In fact, real wages have been falling for years. Taking prices into account, wages have fallen in Germany since 2003, according to a report by Claudia Witte for tagesschau.de. The Federal Statistics Office reports that the average employee has lost 2.7 percent in purchasing power.

A survey of the change in real wage levels throughout the European Union over the past 10 years (1995-2004) shows Germany ranked at the bottom. While real wages in the EU as a whole rose by 9.9 percent, they sank in Germany by 0.9 percent.

“There has been a redistribution [of incomes] towards profits,” said Reinhard Bispinck, an expert with the Economics and Sociological Institute of the Hans Boeckler Foundation. “While business profits have been rising strongly, German workers, for the first time since reunification, now earn less on paper than they earned the previous year. The total of gross wages, including employers’ social insurance contributions, fell by 0.5 percent from 2004. On the other hand, income from business and property increased in the last year by 6.1 percent, and by 11.7 percent in 2004.”

One of the reasons for the dramatic tumble in wages is the fact the jobs market has changed considerably. So-called “precarious” working conditions, mini-jobs, part-time working and one-euro jobs have increased. The low-wage sector is growing and exerts a strong pressure on the overall wages structure, Bispinck stressed. Between 2000 and 2004, the number of full-time employees sank by more than 7 percent; those receiving low wages rose by 18 percent; those in part-time employment increased by 10 percent.

Although the demand for a 5 percent wage increase is fully justified, IG Metall has signalled its readiness to compromise and accept a lower figure. In a discussion with the Passauer Neue Presse, the IG Metall deputy chairman, Berthold Huber, said that the union had always shown a high degree of “social responsibility.” The warning strikes were meant, above all, to impress on the employers that they should make a serious offer.

Referring to the continuing seven-week strike in the public services, Huber said, “The engineering and electrical industries are not the public services. We want a solution, if possible before the industrial dispute starts.”

Both IG Metall Chairman Peters and his deputy, Huber, are long-standing members of the Social Democratic Party (SPD). They know only too well that Franz Müntefering, a former SPD chairman and now employment minister in the Grand Coalition government with the Christian Democratic Union, is planning drastic attacks on job security regulations.

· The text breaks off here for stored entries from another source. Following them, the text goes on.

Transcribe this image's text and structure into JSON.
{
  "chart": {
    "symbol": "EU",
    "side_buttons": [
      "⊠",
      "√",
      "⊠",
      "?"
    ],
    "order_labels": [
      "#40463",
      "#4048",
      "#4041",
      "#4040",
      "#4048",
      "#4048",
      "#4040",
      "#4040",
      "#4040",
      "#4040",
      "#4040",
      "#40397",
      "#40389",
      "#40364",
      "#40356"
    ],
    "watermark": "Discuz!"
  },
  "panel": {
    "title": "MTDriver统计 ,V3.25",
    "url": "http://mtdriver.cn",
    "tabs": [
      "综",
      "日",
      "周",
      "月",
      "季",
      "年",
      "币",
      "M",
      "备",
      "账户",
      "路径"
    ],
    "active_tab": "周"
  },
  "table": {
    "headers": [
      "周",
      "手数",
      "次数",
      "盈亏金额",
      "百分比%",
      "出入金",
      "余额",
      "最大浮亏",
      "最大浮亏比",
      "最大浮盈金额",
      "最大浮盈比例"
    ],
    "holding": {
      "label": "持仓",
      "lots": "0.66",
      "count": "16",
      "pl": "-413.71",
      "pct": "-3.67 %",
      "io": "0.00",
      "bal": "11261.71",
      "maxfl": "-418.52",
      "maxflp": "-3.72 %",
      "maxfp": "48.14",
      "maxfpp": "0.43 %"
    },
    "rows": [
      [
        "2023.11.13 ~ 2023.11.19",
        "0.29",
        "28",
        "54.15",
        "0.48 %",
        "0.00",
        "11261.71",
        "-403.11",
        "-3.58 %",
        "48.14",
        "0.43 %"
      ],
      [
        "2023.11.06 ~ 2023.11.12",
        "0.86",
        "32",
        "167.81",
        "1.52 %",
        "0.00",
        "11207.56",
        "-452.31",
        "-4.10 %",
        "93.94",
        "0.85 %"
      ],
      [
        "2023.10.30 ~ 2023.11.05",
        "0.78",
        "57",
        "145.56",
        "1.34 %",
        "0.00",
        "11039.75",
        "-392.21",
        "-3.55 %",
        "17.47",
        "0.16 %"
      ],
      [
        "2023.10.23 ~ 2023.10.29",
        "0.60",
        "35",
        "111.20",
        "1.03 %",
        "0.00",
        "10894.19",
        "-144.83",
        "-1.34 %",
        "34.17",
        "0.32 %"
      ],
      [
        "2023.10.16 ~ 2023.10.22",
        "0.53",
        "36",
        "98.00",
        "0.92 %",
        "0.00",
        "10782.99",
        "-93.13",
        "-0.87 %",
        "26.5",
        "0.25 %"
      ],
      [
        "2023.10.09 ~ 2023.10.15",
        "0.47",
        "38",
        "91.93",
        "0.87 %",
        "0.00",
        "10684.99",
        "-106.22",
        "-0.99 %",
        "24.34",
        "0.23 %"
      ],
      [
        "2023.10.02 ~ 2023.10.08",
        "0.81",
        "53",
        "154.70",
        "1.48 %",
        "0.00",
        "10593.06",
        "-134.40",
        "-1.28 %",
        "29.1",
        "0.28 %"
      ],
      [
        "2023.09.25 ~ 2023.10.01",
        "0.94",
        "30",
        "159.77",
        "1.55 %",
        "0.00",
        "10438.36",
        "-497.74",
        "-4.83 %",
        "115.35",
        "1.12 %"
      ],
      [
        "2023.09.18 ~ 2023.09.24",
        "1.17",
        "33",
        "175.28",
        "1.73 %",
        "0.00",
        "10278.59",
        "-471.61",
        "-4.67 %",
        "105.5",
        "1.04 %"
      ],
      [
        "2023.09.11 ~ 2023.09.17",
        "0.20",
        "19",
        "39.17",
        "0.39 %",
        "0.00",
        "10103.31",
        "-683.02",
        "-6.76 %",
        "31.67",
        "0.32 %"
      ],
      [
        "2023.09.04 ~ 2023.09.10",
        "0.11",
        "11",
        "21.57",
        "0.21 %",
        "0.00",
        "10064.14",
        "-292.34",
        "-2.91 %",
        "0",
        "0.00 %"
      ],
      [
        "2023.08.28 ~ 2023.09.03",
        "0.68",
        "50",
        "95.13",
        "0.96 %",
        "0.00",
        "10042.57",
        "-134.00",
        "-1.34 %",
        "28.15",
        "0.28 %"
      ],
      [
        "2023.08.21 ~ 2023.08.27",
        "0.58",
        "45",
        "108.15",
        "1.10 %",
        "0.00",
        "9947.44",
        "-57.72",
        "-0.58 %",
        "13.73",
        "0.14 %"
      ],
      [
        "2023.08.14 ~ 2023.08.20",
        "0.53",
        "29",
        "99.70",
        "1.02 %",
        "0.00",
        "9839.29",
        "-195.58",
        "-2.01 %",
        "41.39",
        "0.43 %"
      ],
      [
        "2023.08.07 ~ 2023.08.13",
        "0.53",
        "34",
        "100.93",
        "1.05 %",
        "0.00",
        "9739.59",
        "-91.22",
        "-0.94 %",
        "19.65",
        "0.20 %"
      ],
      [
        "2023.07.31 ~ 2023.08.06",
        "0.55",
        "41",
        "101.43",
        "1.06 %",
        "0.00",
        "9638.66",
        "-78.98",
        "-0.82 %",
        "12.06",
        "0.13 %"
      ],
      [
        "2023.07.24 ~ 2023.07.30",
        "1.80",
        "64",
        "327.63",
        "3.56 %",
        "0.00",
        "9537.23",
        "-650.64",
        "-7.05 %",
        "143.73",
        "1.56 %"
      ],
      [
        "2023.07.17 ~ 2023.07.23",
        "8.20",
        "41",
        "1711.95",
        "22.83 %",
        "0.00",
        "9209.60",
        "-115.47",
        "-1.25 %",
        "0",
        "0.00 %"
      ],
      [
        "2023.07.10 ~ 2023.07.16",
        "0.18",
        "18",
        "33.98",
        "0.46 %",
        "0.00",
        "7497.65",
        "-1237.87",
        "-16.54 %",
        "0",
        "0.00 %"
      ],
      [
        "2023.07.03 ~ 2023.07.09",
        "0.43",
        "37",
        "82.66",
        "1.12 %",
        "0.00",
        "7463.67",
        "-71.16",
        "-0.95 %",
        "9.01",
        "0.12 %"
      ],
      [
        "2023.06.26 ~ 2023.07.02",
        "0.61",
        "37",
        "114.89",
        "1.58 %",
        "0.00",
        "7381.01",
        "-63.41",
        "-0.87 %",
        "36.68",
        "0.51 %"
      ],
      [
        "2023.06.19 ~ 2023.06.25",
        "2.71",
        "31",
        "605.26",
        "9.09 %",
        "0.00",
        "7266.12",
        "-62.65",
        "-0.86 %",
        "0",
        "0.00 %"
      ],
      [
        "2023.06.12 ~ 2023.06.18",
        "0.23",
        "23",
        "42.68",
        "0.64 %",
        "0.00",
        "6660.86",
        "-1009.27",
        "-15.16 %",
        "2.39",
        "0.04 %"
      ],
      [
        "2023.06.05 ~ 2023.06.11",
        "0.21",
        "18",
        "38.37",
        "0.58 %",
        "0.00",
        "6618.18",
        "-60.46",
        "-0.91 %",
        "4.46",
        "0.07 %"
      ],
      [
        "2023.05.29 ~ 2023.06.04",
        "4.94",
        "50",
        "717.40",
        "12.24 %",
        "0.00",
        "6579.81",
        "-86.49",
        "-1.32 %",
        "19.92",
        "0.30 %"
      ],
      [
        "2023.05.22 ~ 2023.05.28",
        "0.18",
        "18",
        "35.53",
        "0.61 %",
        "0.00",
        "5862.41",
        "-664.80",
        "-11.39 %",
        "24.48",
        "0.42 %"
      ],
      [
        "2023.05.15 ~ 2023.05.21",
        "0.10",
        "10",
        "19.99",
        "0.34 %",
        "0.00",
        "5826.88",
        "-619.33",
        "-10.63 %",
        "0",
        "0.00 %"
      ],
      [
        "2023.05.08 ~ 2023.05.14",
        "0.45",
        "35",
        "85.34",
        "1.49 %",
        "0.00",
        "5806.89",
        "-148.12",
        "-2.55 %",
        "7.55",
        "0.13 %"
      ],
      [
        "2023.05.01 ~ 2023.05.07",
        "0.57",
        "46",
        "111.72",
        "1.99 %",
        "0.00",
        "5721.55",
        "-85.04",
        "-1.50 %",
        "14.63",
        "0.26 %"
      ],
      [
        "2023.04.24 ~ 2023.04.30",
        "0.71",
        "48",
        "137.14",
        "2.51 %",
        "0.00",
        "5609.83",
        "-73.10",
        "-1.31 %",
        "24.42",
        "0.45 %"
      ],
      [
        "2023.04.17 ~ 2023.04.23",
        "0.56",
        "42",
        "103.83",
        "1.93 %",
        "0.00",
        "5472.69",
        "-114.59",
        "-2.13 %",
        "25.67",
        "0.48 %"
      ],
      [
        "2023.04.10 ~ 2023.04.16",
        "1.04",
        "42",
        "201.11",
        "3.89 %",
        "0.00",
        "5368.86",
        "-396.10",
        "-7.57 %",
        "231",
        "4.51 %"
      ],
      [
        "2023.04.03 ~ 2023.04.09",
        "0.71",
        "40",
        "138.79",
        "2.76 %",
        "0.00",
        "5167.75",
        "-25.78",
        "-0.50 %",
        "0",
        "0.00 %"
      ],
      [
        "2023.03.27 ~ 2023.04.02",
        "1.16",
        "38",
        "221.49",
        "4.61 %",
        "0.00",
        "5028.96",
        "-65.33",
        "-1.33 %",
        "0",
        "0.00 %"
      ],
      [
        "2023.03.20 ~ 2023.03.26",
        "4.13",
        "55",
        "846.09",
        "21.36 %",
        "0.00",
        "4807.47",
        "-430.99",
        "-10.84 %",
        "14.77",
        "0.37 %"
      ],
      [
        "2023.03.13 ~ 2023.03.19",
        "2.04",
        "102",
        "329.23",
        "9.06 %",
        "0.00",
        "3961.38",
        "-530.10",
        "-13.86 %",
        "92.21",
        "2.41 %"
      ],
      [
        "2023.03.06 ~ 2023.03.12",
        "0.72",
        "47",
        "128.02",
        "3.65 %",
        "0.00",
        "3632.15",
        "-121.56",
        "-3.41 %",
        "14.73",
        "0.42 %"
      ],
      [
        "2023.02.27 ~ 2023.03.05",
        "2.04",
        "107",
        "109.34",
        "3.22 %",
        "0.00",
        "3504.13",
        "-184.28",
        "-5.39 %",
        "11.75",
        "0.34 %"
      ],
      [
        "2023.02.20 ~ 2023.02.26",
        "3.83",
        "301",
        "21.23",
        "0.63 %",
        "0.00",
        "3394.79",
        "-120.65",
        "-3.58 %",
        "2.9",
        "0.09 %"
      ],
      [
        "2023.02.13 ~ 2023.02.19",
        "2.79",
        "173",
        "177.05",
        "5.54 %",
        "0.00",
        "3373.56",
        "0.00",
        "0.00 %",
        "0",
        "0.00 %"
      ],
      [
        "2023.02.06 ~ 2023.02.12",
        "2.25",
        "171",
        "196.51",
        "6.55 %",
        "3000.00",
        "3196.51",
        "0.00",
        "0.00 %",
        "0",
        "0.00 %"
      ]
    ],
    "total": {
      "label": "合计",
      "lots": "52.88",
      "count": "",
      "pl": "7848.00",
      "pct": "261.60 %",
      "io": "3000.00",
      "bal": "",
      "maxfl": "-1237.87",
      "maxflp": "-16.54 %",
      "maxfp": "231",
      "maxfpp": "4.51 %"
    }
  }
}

The coalition government in Berlin wants to implement similar measures to those that have met with massive resistance in France from students, workers and other sections of the population. In contrast to France, however, in Germany it would not only be young people under 26 who could be fired without cause during their first two years of employment, but all workers.

Instead of seeing the readiness to strike in the electrical and engineering industries in Germany as the prelude to a broad political mobilisation against the anti-social attacks of the Grand Coalition government, and the development of a European-wide resistance to such policies, IG Metall proceeds in precisely the opposite direction. It seeks to limit the mobilisation in the factories to isolated protest actions, while it supports the government and collaborates with it.